Practice versus Deliberate Practice

Sunday, April 10th, 2011

In their High Ability Studies paper, Giftedness and evidence for reproducibly superior performance, K. Anders Ericsson, et al. present some of the evidence for their expert performance framework — including this famous finding about deliberate practice:

The critical role of deliberate practice in attaining expert performance was first proposed by Ericsson et al. (1993), who reported a study of three groups of expert musicians who differed in level of attained music performance. The first author and his colleagues (Ericsson et al., 1993) examined how the expert musicians spent their daily lives by interviewing them and having them keep detailed diaries for a week.

All expert musicians were found to spend about the same amount of time on all types of music related activities during the diary week — about 50–60 hours. The most striking difference was that the two most accomplished groups of expert musicians were found to spend more time (25 hours) in solitary practice than the least accomplished group, who only spent around 10 hours per week.

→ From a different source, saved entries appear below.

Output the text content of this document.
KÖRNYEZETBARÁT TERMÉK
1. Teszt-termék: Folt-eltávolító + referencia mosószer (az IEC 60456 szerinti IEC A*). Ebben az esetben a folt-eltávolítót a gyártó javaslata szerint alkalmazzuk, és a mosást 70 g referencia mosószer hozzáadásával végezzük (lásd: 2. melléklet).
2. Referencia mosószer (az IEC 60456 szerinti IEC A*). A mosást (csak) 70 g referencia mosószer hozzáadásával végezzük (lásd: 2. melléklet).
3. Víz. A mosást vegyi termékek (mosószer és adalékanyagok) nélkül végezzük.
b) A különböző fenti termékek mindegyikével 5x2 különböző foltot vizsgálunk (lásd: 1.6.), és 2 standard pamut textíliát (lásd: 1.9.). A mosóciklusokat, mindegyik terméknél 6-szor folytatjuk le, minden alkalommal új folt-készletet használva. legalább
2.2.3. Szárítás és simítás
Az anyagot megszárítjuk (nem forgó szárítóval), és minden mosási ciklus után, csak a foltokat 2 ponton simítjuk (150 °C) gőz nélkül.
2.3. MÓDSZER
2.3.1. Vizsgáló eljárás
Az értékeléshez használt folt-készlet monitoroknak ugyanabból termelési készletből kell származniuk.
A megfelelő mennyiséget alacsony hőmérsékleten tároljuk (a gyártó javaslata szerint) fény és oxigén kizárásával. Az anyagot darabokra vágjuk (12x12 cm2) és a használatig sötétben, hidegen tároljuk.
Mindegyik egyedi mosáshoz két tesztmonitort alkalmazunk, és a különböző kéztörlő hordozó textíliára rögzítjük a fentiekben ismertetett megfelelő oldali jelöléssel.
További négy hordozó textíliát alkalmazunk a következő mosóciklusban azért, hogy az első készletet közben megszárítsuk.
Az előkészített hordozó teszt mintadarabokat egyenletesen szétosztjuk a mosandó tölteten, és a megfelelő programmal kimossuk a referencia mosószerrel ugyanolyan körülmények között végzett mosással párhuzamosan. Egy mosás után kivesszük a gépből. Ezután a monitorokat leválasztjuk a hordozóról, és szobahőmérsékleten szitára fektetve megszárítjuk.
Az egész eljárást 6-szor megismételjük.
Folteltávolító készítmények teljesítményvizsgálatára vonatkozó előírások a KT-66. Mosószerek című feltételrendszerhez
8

During solitary practice the experts reported working with full concentration on improving specific aspects of their music performance — often identified by their master teacher at their weekly lessons — thus meeting the criteria for deliberate practice. The best groups of expert musicians spent around four hours every day, including weekends, in this type of solitary practice.

From retrospective estimates of practice, Ericsson et al. (1993) calculated the number of hours of deliberate practice that five groups of musicians at different performance levels had accumulated by a given age, as is illustrated in Figure 3. By the age of 20, the most accomplished musicians had spent over 10,000 hours of practice, which is 2500 and 5000 hours more than two less accomplished groups of expert musicians or 8000 hours more than amateur pianists of the same age (Krampe & Ericsson, 1996).

The same type of solitary deliberate practice has been found to be closely correlated with the attainment of expert and elite performance in a wide range of domains (for a review see Ericsson, 2006b).

Comments

  1. Aretae says:

    I’ve been looking for an excuse to bring up Austin Rivers, the top high school basketballer in the country. This sounds like a perfect chance.

    Any question as to why Doc Rivers’ kid is the best high school hoopster in the country? How about 100% more and better practice than anyone else in the country.

    Effective practice is the entire issue, until you’re at the top .001%.

  2. Isegoria says:

    While I’m sure that the son of an NBA coach has had more and better coaching than other players — by a large margin — he also has inherited the genetics that helped make his father an NBA player.

    In fact, success in basketball is notoriously genetic. A number of NBA players have made it to that elite level with next to no practice. They were scouted for their height, and that was (almost) enough.